17 February 2013

Winter Evenings

This review first appeared in The Sunday Guardian.

The author Mavis Gallant wrote in the preface to a collection of her short stories, “Stories are not chapters of novels. They should not be read one after another, as if they were meant to follow along. Read one. Shut the book. Read something else. Come back later. Stories can wait.”

This is good advice for a collection like Winter Evenings by Navtej Sarna. To take them all at a stretch is to do them a disservice – so light and easy and undemanding are these little vignettes that continuous attention to them is almost profligate. No story is longer than a few pages, and not one among them is a page-turner. These are everyday stories, prettily told and eminently readable, asking only for quick and diffused bouts of attention.

Each story almost seems to consist solely of its exposition. Sarna does away with such traditional characteristics of the genre as climax and resolution. In parts, he reminds one of Chekhov with his tendency for open-ended observation and recounting of details that seem to contribute in no way to plot. But unlike Chekhov, who was given to so wide a range that you could expect grotesque comedy to immediately follow high tragedy, who could stretch a moment out with a single, overpowering thread of tension, who could piercingly dissect ennui with the same stabbing precision that he drove into rising action, Sarna’s stories consist almost entirely of flat graphs.

Isolation and displacement are the overarching themes of nineteen tales in the collection, even as the stories traverse continents. Sarna writes with poise and lucidity about a world that he clearly knows well. He maintains a consistent style that is quietly reflective, austere almost, with old-school imagery and bursts of insight. There is no complexity of construction; the flowing insouciance of the prose belies tautness. And yet these are recognisable characters, homespun and rough around the edges, so unremarkable that they seem familiar, and so unsophisticated that they seem human – the married couple in “Delhi” whose relationship devolves fiercely into materialism, the honeymooners in “Sunrise at Mashobra” who are only just learning to read each other, the jaded thirty-year-old in “Brute” who looks back on a decade spent looking for joy.

“The Superintendent’s Formula” is one of the best-told stories in the collection, opening gracefully with the lines, “The evening fell quickly in Jalgaon, especially in winter. It rushed over the tiny town as if it had been hiding at the outskirts, waiting for a signal.” From there, it grows, with Chekhovian directness, and acutely unravels. It seems to be one of the few stories where Sarna has taken the plot seriously enough to give it his attention, building up to a slow and delicate conclusion.

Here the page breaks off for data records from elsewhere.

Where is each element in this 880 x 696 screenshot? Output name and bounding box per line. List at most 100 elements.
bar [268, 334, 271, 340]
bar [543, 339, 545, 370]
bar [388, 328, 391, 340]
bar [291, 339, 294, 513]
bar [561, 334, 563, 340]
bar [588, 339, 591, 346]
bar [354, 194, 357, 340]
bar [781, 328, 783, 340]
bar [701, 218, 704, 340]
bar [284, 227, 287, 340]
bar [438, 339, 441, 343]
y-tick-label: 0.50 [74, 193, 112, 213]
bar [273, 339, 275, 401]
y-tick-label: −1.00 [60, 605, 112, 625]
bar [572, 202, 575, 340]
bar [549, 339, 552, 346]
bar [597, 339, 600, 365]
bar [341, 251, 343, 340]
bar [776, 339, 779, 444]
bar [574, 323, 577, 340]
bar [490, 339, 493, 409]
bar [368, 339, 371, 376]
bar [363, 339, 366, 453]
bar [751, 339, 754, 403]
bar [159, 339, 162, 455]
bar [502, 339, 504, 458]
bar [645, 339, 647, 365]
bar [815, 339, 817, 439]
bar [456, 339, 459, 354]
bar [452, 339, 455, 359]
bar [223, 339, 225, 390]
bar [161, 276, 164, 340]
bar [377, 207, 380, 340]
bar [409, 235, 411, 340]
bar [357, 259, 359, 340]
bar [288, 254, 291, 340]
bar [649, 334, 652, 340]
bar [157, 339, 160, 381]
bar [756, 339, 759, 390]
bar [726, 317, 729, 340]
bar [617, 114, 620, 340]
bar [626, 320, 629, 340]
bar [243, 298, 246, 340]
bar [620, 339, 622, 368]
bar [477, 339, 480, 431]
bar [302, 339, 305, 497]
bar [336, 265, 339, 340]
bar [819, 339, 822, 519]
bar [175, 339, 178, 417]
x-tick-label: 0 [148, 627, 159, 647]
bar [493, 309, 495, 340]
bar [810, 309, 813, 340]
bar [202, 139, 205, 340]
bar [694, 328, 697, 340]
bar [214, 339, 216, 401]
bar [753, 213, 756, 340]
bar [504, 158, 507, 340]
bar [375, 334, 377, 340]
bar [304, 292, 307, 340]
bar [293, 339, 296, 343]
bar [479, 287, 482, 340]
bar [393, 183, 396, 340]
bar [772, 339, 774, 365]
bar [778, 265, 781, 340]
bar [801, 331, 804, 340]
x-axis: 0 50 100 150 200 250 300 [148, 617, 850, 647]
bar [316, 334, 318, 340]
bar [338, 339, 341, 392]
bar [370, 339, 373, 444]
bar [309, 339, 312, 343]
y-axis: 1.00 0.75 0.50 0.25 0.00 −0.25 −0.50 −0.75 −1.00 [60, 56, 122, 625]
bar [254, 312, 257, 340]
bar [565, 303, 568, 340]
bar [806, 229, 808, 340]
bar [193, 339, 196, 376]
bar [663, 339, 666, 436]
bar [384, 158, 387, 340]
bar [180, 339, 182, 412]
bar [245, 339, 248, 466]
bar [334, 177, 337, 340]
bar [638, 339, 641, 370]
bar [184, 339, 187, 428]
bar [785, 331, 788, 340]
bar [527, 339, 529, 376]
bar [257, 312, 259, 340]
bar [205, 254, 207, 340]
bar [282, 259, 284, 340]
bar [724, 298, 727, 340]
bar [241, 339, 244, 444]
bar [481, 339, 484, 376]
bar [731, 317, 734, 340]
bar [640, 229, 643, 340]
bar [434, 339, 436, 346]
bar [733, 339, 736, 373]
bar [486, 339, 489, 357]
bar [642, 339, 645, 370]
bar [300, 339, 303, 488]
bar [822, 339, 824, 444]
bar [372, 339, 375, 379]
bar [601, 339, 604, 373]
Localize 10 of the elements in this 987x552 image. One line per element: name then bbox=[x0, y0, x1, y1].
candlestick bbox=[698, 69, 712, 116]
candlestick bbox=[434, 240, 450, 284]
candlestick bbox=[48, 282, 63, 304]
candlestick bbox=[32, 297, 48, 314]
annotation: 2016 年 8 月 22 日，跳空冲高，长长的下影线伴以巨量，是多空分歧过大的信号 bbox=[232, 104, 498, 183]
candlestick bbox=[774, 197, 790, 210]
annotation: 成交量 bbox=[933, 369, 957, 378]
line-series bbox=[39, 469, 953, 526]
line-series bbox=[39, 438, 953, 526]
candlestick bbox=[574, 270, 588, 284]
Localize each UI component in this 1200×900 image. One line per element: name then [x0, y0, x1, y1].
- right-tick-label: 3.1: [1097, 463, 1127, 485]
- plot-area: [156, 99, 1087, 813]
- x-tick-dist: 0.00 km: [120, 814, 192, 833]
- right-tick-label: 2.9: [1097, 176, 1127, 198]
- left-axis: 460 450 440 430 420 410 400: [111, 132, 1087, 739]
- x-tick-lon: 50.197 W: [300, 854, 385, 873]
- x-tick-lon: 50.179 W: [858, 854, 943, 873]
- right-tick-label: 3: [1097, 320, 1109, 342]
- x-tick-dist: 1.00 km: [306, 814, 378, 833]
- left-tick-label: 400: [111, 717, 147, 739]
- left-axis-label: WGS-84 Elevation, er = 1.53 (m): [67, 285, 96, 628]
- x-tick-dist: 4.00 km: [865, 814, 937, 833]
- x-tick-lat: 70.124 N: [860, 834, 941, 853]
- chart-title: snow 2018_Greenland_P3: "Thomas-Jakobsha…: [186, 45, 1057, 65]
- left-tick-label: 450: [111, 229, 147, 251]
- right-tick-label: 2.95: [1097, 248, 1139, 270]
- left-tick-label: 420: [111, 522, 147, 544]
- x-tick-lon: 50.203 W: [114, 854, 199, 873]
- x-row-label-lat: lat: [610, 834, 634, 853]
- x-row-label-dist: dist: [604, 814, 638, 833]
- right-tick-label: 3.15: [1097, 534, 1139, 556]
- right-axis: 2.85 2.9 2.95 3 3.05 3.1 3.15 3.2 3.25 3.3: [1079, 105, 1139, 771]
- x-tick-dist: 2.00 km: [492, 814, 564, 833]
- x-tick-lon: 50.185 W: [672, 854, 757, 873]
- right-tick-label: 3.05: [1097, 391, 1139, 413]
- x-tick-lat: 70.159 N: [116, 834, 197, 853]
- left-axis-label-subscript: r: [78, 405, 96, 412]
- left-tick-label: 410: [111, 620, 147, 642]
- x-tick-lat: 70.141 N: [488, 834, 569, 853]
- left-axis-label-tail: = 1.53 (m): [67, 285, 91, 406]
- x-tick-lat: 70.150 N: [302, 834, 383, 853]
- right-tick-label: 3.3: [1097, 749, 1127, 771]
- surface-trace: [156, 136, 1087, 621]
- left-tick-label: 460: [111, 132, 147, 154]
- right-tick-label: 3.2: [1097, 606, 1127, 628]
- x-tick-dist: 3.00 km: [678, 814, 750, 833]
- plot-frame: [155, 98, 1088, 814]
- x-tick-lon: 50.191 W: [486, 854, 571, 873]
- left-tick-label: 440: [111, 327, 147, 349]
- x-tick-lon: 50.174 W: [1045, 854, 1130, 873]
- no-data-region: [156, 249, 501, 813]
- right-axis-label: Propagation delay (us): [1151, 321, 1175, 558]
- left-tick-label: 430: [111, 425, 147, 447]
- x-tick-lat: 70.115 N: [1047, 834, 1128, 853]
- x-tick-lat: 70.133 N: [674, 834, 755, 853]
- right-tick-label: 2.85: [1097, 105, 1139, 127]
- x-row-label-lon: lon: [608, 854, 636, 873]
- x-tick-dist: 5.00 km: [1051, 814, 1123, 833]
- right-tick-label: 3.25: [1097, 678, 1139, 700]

In contrast, “Half Way Home” is a story that opens curiously enough, but simply trails off into a wooden ending that seem to have been slapped on as a last-minute idea. The titular first story, “Winter Evenings,” is the most disappointing of all, with its deliberate, almost pointed, poignancy.

There are sudden flashes of beauty: “Silences, bits of poetry, thinly fractured intimacies and half-forgotten wounds floated back to the mainland. We stood in this crowd near the railing and watched the lights on the island grow faint, the wind in our faces.” (“Barrier Beach”) These flickering junctures of loveliness give pause to notions of structure and plot, almost like an argument for the pathos of brevity and free verse.

After a point, though, the stories rather feel like faded photographs – momentarily exquisite, intricately detailed, but ultimately forgettable.